Нигде в Америке мне не приходилось наблюдать того, что я видел в Японии. Вечерний поезд около Осаки в пору возвращения с работы. Толпа мужчин, все – сидя или стоя – уткнулись носом в книжку-картинку. В ней персонажи преследуют друг друга, связывают, затыкают рот кляпом, душат, режут – совершеннейший садизм в самых разных вариантах. Наверное, им это нужно. Они не пьют. Может, лучше бы пили?
В театре
Профессиональный актер, он много думал о зрителях. Зал походил на ткань, расшитую узором из множества лиц, и эти лица – женские, мужские, круглые, продолговатые – призывали проникнуть в скрытый за ними смысл. Напрашивалось сравнение с головками посаженных тесными рядами, близко один к другому, цветов. Обращенные к нему глаза и головы, казалось, венчали собой длинные колышущиеся стебли, перепутанные внизу и высовывающиеся из какой-то топи или жирного торфяного болота. Стоило только, дав волю воображению – а он развивал свое воображение с детства, – мысленно раздеть зрителей донага, и он видел женскую и мужскую телесность со всеми подробностями, в их бессчетном разнообразии. За лицами и глазами таились секреты отдельных существований, объединенных в такие несхожие системы, что с ними бы не справился ни один компьютер.

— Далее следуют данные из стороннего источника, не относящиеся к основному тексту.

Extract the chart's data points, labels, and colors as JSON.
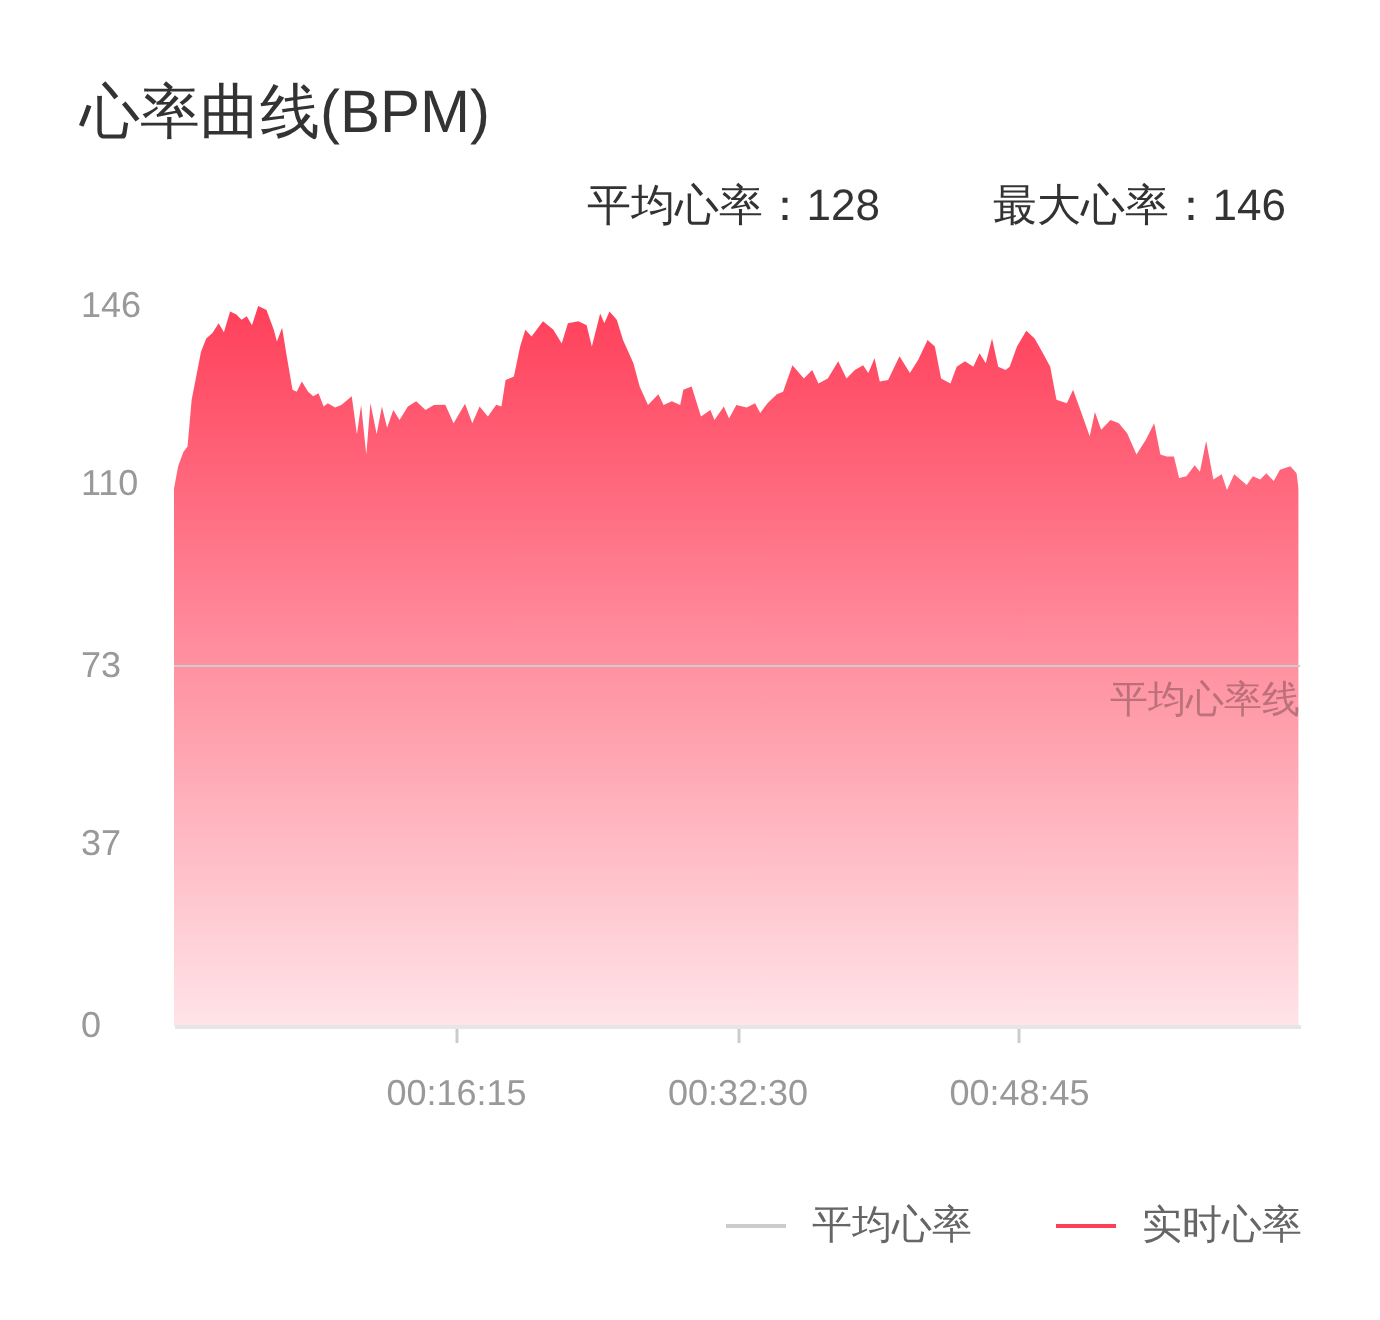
{
  "chart_data": {
    "type": "area",
    "title": "心率曲线(BPM)",
    "annotations": [
      "平均心率：128",
      "最大心率：146",
      {
        "text": "平均心率线",
        "x": 1.0833,
        "y": 73
      }
    ],
    "xlim": [
      0,
      1.0833
    ],
    "xticks": [
      {
        "value": 0.2708,
        "label": "00:16:15"
      },
      {
        "value": 0.5417,
        "label": "00:32:30"
      },
      {
        "value": 0.8125,
        "label": "00:48:45"
      }
    ],
    "ylim": [
      0,
      146
    ],
    "yticks": [
      0,
      37,
      73,
      110,
      146
    ],
    "legend": "bottom right",
    "series": [
      {
        "name": "平均心率",
        "type": "line",
        "color": "#cccccc",
        "x": [
          0,
          1.0833
        ],
        "values": [
          73,
          73
        ]
      },
      {
        "name": "实时心率",
        "color": "#ff3f5a",
        "x": [
          0,
          0.004,
          0.009,
          0.013,
          0.017,
          0.022,
          0.026,
          0.031,
          0.037,
          0.043,
          0.048,
          0.054,
          0.06,
          0.065,
          0.07,
          0.075,
          0.081,
          0.089,
          0.096,
          0.099,
          0.104,
          0.108,
          0.114,
          0.118,
          0.123,
          0.129,
          0.134,
          0.139,
          0.144,
          0.148,
          0.155,
          0.161,
          0.171,
          0.176,
          0.18,
          0.185,
          0.189,
          0.195,
          0.2,
          0.205,
          0.211,
          0.217,
          0.225,
          0.233,
          0.242,
          0.25,
          0.261,
          0.269,
          0.28,
          0.287,
          0.294,
          0.302,
          0.31,
          0.315,
          0.319,
          0.327,
          0.333,
          0.338,
          0.344,
          0.355,
          0.365,
          0.373,
          0.379,
          0.389,
          0.397,
          0.402,
          0.41,
          0.414,
          0.419,
          0.426,
          0.432,
          0.442,
          0.448,
          0.456,
          0.466,
          0.471,
          0.479,
          0.487,
          0.49,
          0.498,
          0.507,
          0.516,
          0.52,
          0.529,
          0.534,
          0.541,
          0.551,
          0.559,
          0.564,
          0.571,
          0.58,
          0.586,
          0.595,
          0.606,
          0.614,
          0.62,
          0.629,
          0.639,
          0.647,
          0.655,
          0.663,
          0.668,
          0.674,
          0.679,
          0.687,
          0.698,
          0.708,
          0.716,
          0.725,
          0.732,
          0.738,
          0.747,
          0.753,
          0.761,
          0.769,
          0.775,
          0.781,
          0.787,
          0.793,
          0.8,
          0.804,
          0.811,
          0.82,
          0.828,
          0.836,
          0.843,
          0.849,
          0.859,
          0.865,
          0.872,
          0.881,
          0.886,
          0.892,
          0.901,
          0.909,
          0.917,
          0.926,
          0.935,
          0.943,
          0.949,
          0.955,
          0.962,
          0.967,
          0.974,
          0.982,
          0.987,
          0.993,
          1.0,
          1.008,
          1.013,
          1.02,
          1.032,
          1.038,
          1.045,
          1.051,
          1.058,
          1.064,
          1.074,
          1.08,
          1.082
        ],
        "values": [
          109,
          113.5,
          116.4,
          117.5,
          127,
          132.4,
          136.7,
          139.4,
          140.5,
          142.5,
          140.7,
          144.9,
          144.3,
          143.2,
          143.9,
          142.1,
          146,
          145.2,
          141.2,
          138.8,
          141.6,
          136.4,
          129,
          128.6,
          130.7,
          128.6,
          127.7,
          128.3,
          125.6,
          126.3,
          125.4,
          125.9,
          127.7,
          120,
          125.9,
          115.9,
          126.3,
          120,
          125.6,
          121.3,
          124.9,
          122.9,
          125.6,
          126.7,
          124.9,
          125.9,
          126,
          122.2,
          126.2,
          122.2,
          125.6,
          123.6,
          126,
          125.6,
          131,
          131.7,
          137.8,
          141.2,
          139.8,
          142.9,
          141.2,
          138.4,
          142.5,
          142.9,
          142.1,
          137.8,
          144.5,
          142.5,
          144.9,
          143.2,
          139.1,
          134.4,
          129.7,
          125.9,
          128.1,
          125.9,
          126.7,
          125.9,
          129,
          129.7,
          123.6,
          124.9,
          122.9,
          125.6,
          123.2,
          125.9,
          125.4,
          126.3,
          124.3,
          126.3,
          128.1,
          128.6,
          134,
          131.3,
          133,
          130.3,
          131.3,
          134.8,
          131.3,
          133,
          134,
          132.4,
          135.4,
          130.7,
          131,
          135.8,
          132.4,
          135.1,
          139.1,
          137.8,
          131.3,
          130.3,
          133.7,
          134.8,
          133.7,
          136.4,
          134.4,
          139.4,
          133.7,
          133,
          133.7,
          137.8,
          141,
          139.4,
          136.4,
          133.7,
          127,
          126.3,
          129,
          124.9,
          119.6,
          124.5,
          120.9,
          122.9,
          122.2,
          120.2,
          115.9,
          118.9,
          122.2,
          115.9,
          115.5,
          115.5,
          111.1,
          111.5,
          113.7,
          112.4,
          118.6,
          110.8,
          111.9,
          108.7,
          111.9,
          109.7,
          111.5,
          110.8,
          112.1,
          110.5,
          112.8,
          113.5,
          112.1,
          108.7
        ]
      }
    ]
  }
}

Мир был театром не только в шекспировском смысле, не только сценой, на которой появляется человек в различные периоды жизни: бредущий в школу ученик, молоденький солдат, зрелый муж в должности судьи, по-детски беспомощный старик. Это там, в зале, зрители разыгрывали трагедию, комедию или фарс, вернее, туда приносили их с собой и на какое-то время застывали в своих креслах. В жизнях зрителей содержались все ситуации, которые играли или могли бы сыграть актеры, только, наверное, волновали они сильнее, потому что кожа, пот, волосы, вагины, члены, соски были настоящими и присутствовали в сознании каждого, как отраженные в зеркалах атрибуты мистерии, в которой они участвовали.

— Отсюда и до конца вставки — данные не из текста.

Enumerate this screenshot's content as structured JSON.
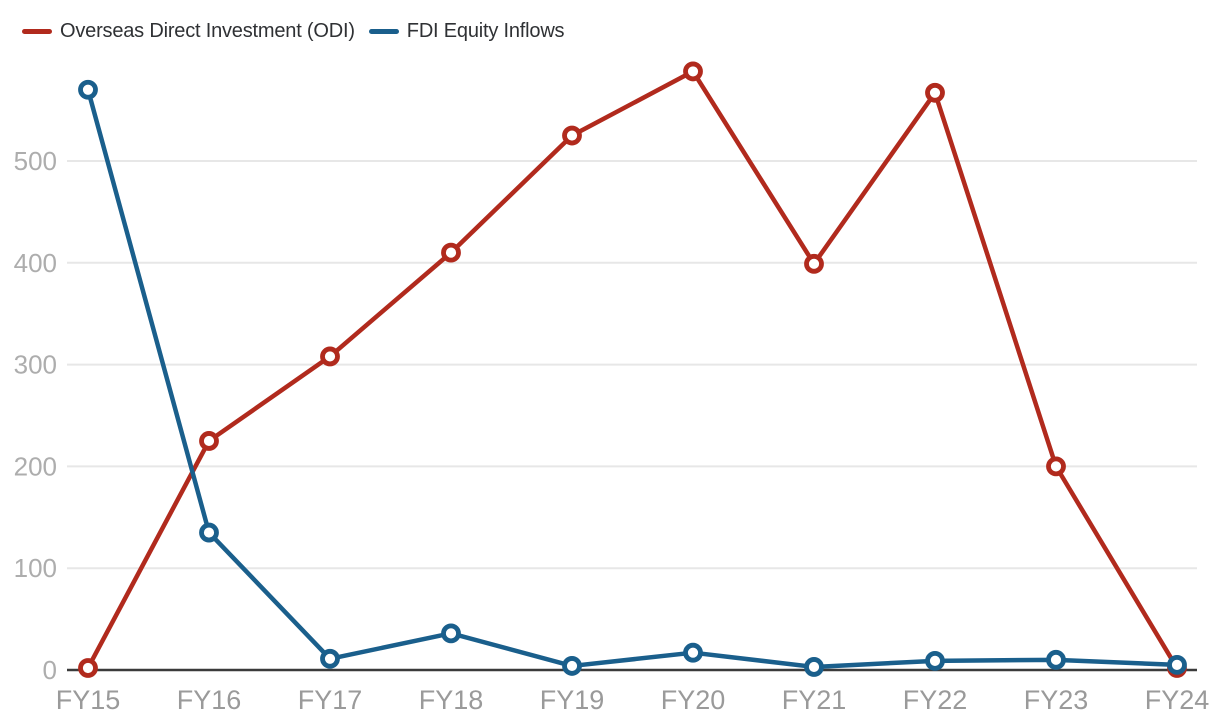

Предположим, говорил себе актер, мы – на сцене – и они – в зале – появляемся лишь на минуту, и сразу же наступает Ничто, поскольку нас призвал к жизни не какой-то высший порядок, а лишь случай. Иначе говоря, мы играем перед пустым залом, поскольку их любовные истории, их мелкие радости и большие несчастья, обычные в реальности и до неузнаваемости преображенные сознанием, распадаются без следа. И тут его озарило: да ведь театр и религия связаны между собой. Что представляет собой это неправдоподобное множество, если не сеть, сотканную сознанием людей, и эта сеть призывает к созданию единого всеобъемлющего Великого Сознания.